Whilst it is entirely Desdemona’s fault and hence the responsibility she lost the handkerchief, its subsequent fate is determined by a chance. The fact it is Emilia, Iago’s wife, who found it seems very coincidental as well as that she, albeit her devotion to Desdemona, decides to give it to Iago who was seeking it for so long, and not the true owner of the item, as Iago walks in immediately after she had discovered the lost handkerchief and does not let her second-guess her actions.
“EMILIA
I am glad I have found this napkin:
This was her first remembrance from the Moor:
My wayward husband hath a hundred times
Woo’d me to steal it; but she so loves the token,
For he conjured her she should ever keep it,
That she reserves it evermore about her
To kiss and talk to. I’ll have the work ta’en out,
And give’t Iago: what he will do with it
Heaven knows, not I;
I nothing but to please his fantasy.
Re-enter Iago” (3.3.13-14)
Thus, it can be concluded, that despite being a direct action of Desdemona’s, it was out of her intention.
Lastly, the final piece of evidence that made Othello believe in Desdemona’s infidelity, yet was completely forged is the conversation between Iago and Cassio he overheard. By a complete chance, not once in the conversation Cassio mentions the name of his lover he had allegedly slept with, Bianca.

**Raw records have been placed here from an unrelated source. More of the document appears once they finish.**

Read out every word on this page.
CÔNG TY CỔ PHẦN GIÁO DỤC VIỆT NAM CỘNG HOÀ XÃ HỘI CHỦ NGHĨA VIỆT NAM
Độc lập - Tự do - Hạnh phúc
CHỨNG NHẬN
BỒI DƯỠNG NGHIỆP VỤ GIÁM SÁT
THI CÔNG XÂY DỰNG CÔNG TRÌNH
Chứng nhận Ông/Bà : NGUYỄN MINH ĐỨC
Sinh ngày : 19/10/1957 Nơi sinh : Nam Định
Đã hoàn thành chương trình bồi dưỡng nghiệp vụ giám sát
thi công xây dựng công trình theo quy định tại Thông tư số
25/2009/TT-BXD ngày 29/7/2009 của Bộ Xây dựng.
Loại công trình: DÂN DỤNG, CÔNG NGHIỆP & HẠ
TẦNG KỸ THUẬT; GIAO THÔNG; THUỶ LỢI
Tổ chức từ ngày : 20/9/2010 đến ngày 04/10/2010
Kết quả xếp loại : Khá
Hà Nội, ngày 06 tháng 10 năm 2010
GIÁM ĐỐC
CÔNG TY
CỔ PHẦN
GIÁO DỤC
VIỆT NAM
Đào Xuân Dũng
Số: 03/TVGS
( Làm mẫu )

Due to Iago’s manipulations Othello perceives Cassio’s story in such a way as if it was told about Desdemona, making her a “trumpet”: “She was here even now; she haunts me in every place.” (4.1.7) Moreover, completely by chance Bianca herself then enters the scene, bringing the aforementioned handkerchief, hence proving Cassio’s “accusations”. This made it possible for the future events to take place and contributed to the culmination of the play.